The First of the Season.

First-Bathers

"The water is not a bit chilly, dear," was the exclamation of a tall, buxom-looking blonde attired in a dark-blue bathing suit trimmed in red, as she held out her hand invitingly to her companion, a petite maiden, who stood hesitatingly on the beach at Atlantic City.

"Well, here I come," said the doubtful bather, and with several dainty jumps she reached the outstretched arms of her friend. In a moment both had turned their right shoulders against a breaker which was about to roll over them. For a quarter of an hour, these brave sea nymphs sported in the water gleefully. attesting by their antics that they were comfortable.
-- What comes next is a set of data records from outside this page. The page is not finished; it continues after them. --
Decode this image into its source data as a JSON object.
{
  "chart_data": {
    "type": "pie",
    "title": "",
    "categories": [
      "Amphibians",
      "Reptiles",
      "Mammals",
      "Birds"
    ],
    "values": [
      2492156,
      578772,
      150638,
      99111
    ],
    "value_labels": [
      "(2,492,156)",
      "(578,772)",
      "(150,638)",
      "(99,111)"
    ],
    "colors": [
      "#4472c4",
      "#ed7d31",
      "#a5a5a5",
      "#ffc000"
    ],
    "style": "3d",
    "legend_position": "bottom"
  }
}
A crowd had gathered on the beach to see the first women bathers of the season, and as far as known the first on the Atlantic coast. When the dripping maidens walked leisurely to the beach and buried themselves in a mound of sand they were instantly surrounded by a group of ladies who somewhat annoyed the bathers with foolish questions. They avoided any extended dissertation on early bathing, answering questions in monosyllables. giving their experience in the few expressive words: "The water is pleasant, if not delightful."

The young ladies who have set the whole island agog are Miss Elizabeth Price and her friend, Miss Marian E. Smith, of Philadelphia, ladies who are both guests at the Seaside House. The young ladies are both pretty.


National Police Gazette, June 26, 1886.